In 1990, the Kentucky Legislature passed the most sweeping school reform legislation ever attempted by a state. Along with a massive tax increase (don’t you just love those?), the measure promised to shake up the state’s education system and, presumably, improve it. Several years into the reform effort, there was no question about things being shaken up: The question was whether the reforms were actually improving things.
The early 1990s saw another wave of the permissivist educational ideas that have plagued education since the early 20th century. In the 1920s they called it “progressive education”; in the mid-1940s they called it “life adjustment” education; and in the late 60s and early 70s they called it “open classrooms.”
The 1990s version of permissivism was labeled “outcomes-based education.” Like the previous spasms of educational nonsense—the look/say reading method, the New Math, unstructured classrooms—reformers attempted to undermine the traditional instructional practices that were once fixtures in schools. Phonics was thrown out in favor of the word-guessing methodology of “whole language,” and drill and practice in mathematics was replaced by the newest version of the New Math.
At the time, I worked as a communications and legislative relations director for a state-level policy foundation. I wrote a Sunday article for the state’s second largest newspaper in which I argued that the reforms then being put in place were not the “back to basics” approach that most parents wanted, but were rather a “back away from basics” approach formulated in the ivory towers of our education colleges.
You would have thought I had called for a return to the Dark Ages.

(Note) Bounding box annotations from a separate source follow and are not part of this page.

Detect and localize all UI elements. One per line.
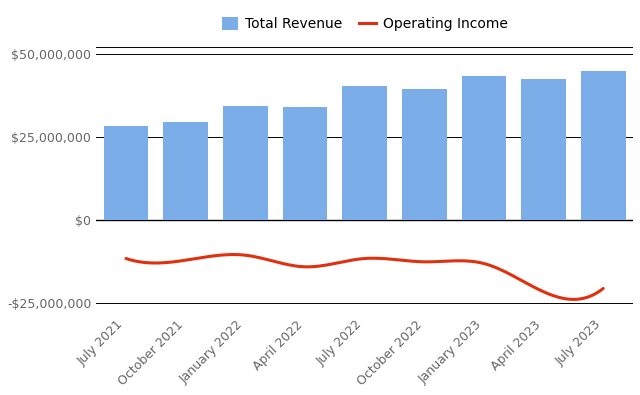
Bar — [163, 122, 208, 220]
Bar — [342, 86, 387, 220]
Bar — [521, 79, 566, 220]
Bar — [223, 105, 268, 220]
Legend: Total Revenue, Operating Income: Total Revenue, Operating Income — [221, 17, 508, 31]
Bar — [283, 107, 327, 220]
Bar — [461, 76, 506, 220]
Bar — [402, 89, 447, 220]
Bar — [104, 126, 148, 220]
Bar — [581, 71, 625, 220]
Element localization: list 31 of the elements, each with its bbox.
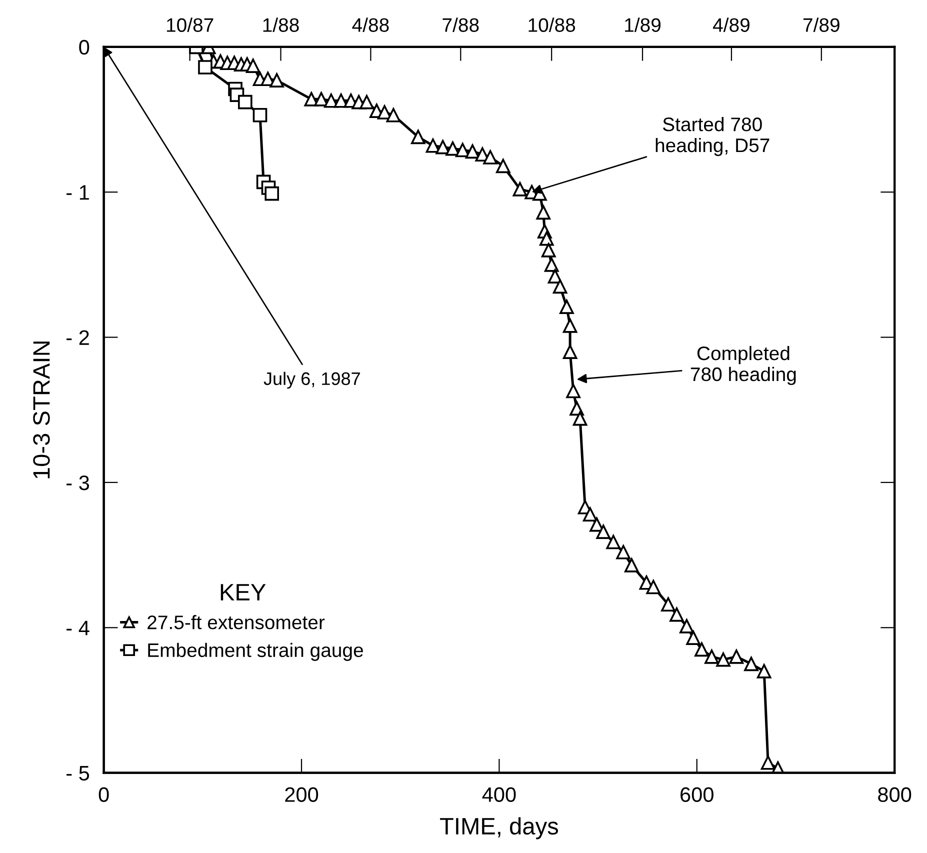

In the next Sunday’s paper, two pages were devoted to a condemnation of me and all my works by various members of the educational establishment. For the next five or six years, I became the de facto leader of an army of rebellion which included teachers and parents who were up in arms about the abandonment of basic skills and academic rigor in favor of trendy fads and gimmicks they knew wouldn’t work.
One of the chief targets of the reformers was grammar.
One of the things teachers were told in professional development sessions around the state was that they were not to teach formal grammar. They were to encourage the creativity of their students; correcting their mistakes would harm their self-esteem and prevent them from expressing themselves. Even with the youngest children, teachers were only to encourage, but never correct them.
My first-grade son came home one day with a writing assignment in which he was to draw a picture and write a sentence at the bottom of the page about what he had drawn. He drew a picture of a bull, and wrote, “I leik buls.” The teacher’s comment read, “I love your best guess spelling.”
It was apparently now considered good pedagogy to praise students for what they did wrong, rather than what they did right.
Oh, brave new world, that has such people in it.
To this day, if you talk to teachers in elementary schools—schools that, ironically, were once called “grammar” schools—they will express their fear of correcting their students’ grammar.
Kentucky’s case is far from unique: The war against grammar is nationwide. Almost every major professional organization having anything to do with the teaching of English opposes the teaching of formal grammar. As David Mulroy points out in the feature article in this issue, the National Council of Teachers of English states in its official documents that the teaching of grammar has “a negligible … even a harmful effect on the improvement of writing.”
Those of us who teach grammar (and particularly those of us who teach Latin, which is the best way to teach grammar) know this to be untrue—and we have the whole history of teaching on our side. No one before the 20th century believed such nonsense.
Such eccentricities are a caprice of our education establishment and ill serve the children they purport to help.